Nunca había sentido ese tipo de sensación antes, y era algo que simplemente no podía explicarse ni a sí mismo.
Estaba lejos de ser lo habitual, pero en el momento en que llegó de la batalla y vio a Xen esperando de esa manera; comprobando si estaba herido o no…
fue alentador.
Claramente vio la preocupación en sus ojos, y debido a eso, estaba en el séptimo cielo.
Y para añadir aún más emoción a su corazón ya revoloteante, su reacción justo ahora cuando Ezequiel le pidió que cuidara de Tarah era algo que realmente amaba.
—[Mira cómo sonríes de oreja a oreja así.
Descartando el hecho de que fue tu sugerencia en primer lugar, creo que todo salió bien al final,] Zeus se rió con regocijo dichoso.
[Bueno, ella está celosa.
Si no lo estuviera, no le importaría si cuidas o no a alguna mujer.]
Era perfecto.
Ni siquiera se molestó en mirar a Atlas antes, Darío había notado cómo los ojos de Xen se fijaron únicamente en él y en su hermano en cuanto llegaron.
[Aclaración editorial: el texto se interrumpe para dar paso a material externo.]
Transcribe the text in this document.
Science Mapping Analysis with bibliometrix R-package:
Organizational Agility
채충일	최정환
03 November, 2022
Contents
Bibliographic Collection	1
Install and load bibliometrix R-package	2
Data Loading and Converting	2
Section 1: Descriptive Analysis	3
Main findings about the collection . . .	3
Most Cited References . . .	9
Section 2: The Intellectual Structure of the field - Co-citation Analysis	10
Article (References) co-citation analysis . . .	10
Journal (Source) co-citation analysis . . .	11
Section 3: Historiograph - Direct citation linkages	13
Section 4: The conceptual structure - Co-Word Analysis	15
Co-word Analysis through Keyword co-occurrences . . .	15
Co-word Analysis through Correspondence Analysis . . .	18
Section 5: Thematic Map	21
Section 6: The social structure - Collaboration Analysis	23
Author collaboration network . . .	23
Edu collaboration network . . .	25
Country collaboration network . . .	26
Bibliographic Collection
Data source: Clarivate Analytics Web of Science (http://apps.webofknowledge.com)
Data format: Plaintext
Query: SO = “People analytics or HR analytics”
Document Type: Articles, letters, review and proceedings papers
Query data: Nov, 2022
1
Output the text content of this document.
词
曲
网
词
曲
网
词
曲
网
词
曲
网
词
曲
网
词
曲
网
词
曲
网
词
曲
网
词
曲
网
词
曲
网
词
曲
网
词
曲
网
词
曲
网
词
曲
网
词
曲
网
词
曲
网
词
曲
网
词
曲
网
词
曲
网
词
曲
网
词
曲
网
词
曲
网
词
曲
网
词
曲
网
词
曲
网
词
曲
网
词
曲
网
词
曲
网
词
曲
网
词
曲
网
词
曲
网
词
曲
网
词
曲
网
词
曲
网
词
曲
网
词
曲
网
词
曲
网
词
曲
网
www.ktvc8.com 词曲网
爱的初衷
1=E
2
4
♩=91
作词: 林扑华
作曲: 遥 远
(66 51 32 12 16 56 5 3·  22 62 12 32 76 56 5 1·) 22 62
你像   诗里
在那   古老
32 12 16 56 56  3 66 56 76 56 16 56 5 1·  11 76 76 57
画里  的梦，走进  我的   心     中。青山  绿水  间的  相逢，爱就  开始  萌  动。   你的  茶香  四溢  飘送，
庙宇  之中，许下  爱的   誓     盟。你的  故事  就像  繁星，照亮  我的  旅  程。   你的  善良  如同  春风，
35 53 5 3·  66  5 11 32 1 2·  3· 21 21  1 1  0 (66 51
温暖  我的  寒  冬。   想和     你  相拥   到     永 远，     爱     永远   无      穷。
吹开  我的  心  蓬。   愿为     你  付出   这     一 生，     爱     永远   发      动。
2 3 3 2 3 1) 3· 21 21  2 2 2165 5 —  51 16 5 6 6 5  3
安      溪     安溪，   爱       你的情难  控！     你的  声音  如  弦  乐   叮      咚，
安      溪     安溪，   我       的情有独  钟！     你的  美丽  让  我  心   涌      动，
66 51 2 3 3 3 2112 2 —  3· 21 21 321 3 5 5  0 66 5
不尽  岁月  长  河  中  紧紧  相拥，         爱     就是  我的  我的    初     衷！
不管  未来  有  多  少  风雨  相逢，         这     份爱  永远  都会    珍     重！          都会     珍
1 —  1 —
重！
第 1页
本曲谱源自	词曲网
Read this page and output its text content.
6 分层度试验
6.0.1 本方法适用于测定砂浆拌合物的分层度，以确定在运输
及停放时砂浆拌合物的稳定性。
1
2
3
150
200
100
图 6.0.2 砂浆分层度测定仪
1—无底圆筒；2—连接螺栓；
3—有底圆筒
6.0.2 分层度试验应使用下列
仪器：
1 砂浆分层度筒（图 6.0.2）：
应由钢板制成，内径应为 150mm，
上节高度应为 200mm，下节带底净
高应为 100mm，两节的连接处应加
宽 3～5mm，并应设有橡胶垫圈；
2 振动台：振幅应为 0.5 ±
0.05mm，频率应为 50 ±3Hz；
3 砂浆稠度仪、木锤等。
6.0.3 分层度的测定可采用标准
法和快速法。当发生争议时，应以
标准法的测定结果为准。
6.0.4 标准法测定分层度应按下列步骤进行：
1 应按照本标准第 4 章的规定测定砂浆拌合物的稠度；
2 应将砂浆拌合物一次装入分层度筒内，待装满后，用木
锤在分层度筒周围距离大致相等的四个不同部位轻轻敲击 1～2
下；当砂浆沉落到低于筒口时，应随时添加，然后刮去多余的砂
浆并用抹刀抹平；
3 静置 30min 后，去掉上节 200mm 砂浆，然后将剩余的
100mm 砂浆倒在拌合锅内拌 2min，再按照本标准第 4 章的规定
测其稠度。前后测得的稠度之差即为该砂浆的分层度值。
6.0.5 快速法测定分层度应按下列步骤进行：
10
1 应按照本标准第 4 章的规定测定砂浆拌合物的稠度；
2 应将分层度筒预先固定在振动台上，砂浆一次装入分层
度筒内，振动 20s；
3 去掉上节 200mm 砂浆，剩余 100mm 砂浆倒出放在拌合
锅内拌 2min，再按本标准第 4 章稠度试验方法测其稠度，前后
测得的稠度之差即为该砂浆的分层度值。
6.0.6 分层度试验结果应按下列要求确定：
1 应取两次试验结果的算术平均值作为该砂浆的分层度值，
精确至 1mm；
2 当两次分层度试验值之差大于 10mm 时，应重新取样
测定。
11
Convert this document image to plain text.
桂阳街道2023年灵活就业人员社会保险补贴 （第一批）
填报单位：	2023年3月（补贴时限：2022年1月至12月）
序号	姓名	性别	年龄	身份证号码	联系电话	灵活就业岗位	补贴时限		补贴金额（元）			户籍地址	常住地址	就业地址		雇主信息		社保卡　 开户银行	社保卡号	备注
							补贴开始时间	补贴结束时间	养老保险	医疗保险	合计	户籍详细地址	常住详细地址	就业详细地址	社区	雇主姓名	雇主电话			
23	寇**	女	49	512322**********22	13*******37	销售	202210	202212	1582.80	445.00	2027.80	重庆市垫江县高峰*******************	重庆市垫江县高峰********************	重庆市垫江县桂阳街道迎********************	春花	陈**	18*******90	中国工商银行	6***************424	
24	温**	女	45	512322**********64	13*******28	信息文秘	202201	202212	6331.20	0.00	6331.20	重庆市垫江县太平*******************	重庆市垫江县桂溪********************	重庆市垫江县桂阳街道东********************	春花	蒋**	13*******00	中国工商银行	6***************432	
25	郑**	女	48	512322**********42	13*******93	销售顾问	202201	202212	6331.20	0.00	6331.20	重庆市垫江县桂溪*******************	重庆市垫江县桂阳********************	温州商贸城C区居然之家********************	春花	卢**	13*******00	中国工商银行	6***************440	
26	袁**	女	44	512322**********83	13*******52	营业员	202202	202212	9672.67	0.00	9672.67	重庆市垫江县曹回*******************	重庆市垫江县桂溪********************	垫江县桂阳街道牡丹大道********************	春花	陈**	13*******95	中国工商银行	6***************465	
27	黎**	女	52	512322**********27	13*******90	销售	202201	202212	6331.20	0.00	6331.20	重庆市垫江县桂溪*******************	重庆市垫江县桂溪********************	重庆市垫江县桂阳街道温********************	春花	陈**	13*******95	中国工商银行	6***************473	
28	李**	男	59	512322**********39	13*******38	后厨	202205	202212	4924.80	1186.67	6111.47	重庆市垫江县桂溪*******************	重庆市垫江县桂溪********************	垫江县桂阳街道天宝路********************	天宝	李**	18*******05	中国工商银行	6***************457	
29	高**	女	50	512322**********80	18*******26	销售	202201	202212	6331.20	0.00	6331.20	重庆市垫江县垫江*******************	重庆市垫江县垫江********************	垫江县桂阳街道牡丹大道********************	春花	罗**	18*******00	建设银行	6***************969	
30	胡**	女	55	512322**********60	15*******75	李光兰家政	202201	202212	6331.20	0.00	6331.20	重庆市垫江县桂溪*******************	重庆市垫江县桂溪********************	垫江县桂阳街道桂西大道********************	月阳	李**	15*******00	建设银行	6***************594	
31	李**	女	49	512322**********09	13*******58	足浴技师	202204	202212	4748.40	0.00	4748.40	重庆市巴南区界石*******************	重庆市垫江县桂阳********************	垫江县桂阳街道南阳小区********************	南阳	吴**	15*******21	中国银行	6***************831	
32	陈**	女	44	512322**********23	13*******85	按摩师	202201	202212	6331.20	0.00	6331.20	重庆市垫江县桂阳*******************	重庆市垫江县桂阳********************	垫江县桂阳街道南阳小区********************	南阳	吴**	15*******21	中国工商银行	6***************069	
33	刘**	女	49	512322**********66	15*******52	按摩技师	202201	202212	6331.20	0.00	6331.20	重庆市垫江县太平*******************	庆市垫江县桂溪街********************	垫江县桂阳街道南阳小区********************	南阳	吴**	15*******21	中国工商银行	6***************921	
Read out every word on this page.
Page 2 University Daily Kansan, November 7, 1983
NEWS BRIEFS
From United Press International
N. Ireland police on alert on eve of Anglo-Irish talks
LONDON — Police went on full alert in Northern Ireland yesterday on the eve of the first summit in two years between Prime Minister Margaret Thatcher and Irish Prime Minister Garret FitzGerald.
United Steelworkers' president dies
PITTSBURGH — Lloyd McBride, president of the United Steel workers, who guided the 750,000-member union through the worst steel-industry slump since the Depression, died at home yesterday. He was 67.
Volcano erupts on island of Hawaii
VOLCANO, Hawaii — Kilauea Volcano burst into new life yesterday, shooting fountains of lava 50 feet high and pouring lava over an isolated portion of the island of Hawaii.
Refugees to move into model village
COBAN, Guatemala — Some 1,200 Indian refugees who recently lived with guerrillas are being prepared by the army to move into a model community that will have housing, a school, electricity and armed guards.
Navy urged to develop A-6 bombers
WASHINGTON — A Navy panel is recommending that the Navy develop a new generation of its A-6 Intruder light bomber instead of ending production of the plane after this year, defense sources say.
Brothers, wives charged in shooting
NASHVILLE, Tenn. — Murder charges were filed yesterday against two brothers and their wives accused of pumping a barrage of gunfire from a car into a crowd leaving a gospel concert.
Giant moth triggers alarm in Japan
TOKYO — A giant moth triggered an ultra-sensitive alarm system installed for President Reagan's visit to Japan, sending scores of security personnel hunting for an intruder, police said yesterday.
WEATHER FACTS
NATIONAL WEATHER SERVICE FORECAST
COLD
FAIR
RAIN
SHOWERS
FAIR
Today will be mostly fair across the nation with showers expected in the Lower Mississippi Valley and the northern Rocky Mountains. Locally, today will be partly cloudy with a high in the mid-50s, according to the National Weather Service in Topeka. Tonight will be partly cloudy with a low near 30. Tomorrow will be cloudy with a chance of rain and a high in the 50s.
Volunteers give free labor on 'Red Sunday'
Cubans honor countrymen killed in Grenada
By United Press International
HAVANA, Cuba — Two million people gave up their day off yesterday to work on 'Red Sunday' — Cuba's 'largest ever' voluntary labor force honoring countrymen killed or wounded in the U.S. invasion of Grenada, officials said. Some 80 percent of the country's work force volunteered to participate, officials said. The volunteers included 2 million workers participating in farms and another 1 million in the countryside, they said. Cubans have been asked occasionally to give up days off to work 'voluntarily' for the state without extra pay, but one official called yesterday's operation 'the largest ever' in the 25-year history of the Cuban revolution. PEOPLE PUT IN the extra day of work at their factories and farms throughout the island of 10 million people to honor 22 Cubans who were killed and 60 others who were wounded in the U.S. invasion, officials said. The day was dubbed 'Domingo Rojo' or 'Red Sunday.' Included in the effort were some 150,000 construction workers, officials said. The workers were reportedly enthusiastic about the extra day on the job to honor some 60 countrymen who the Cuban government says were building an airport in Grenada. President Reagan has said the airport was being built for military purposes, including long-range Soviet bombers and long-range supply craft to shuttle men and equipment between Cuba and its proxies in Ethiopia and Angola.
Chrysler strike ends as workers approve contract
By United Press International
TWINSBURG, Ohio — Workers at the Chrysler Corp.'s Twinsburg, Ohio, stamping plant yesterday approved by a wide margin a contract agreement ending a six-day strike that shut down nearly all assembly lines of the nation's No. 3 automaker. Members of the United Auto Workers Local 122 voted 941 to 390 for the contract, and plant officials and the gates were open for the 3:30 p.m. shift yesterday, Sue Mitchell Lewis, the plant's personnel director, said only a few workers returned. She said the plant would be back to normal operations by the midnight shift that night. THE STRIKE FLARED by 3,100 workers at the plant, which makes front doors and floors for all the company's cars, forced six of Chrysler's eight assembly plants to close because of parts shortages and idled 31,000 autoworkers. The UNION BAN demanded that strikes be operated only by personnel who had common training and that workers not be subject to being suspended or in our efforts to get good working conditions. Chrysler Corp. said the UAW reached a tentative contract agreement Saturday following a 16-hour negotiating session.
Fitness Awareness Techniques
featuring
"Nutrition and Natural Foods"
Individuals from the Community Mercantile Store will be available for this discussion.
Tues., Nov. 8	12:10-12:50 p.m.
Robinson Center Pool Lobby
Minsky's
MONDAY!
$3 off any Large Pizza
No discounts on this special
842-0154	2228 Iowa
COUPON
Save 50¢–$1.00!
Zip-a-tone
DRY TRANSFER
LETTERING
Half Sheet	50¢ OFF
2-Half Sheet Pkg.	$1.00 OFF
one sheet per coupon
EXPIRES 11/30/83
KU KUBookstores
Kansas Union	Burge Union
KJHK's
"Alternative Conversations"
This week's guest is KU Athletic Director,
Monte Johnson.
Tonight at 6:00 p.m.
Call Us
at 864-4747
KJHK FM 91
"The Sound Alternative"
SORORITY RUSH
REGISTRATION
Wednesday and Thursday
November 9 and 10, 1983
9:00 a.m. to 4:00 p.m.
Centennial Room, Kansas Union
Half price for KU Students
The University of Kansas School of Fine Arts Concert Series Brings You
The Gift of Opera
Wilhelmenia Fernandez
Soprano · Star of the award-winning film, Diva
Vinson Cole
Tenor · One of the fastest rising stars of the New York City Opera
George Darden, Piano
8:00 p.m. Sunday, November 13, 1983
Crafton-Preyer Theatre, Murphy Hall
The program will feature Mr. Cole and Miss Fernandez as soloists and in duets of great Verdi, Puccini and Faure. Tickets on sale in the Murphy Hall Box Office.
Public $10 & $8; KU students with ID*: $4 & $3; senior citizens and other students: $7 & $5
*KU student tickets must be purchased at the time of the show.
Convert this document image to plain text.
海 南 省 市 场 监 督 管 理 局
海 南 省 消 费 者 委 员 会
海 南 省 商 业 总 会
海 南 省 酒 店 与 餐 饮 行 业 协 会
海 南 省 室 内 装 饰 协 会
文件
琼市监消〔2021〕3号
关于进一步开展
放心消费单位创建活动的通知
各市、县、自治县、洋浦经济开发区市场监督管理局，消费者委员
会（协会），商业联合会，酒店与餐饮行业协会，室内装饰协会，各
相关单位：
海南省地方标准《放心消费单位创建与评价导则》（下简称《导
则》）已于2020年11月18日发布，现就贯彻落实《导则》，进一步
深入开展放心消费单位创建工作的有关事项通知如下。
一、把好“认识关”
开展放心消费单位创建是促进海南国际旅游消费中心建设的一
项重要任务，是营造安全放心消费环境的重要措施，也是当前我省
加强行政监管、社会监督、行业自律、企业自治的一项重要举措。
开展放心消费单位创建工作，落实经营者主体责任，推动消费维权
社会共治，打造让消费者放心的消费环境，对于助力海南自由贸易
—[Él es su hermano, así que no necesito ponerme celoso por él,] —apuntó Darío.
Honestamente tenía miedo de que Xenia se preocupara más por Atlas, lo que hizo que fuera aún más dulce cuando no fue el caso.
Siguiendo a Xen dentro de la tienda, estaba ansioso por aplastarla en sus brazos mientras se controlaba.
Estaba consciente de que debería controlarse por ahora, con Gedeón habiéndole dado un rápido informe telepático sobre la situación actual.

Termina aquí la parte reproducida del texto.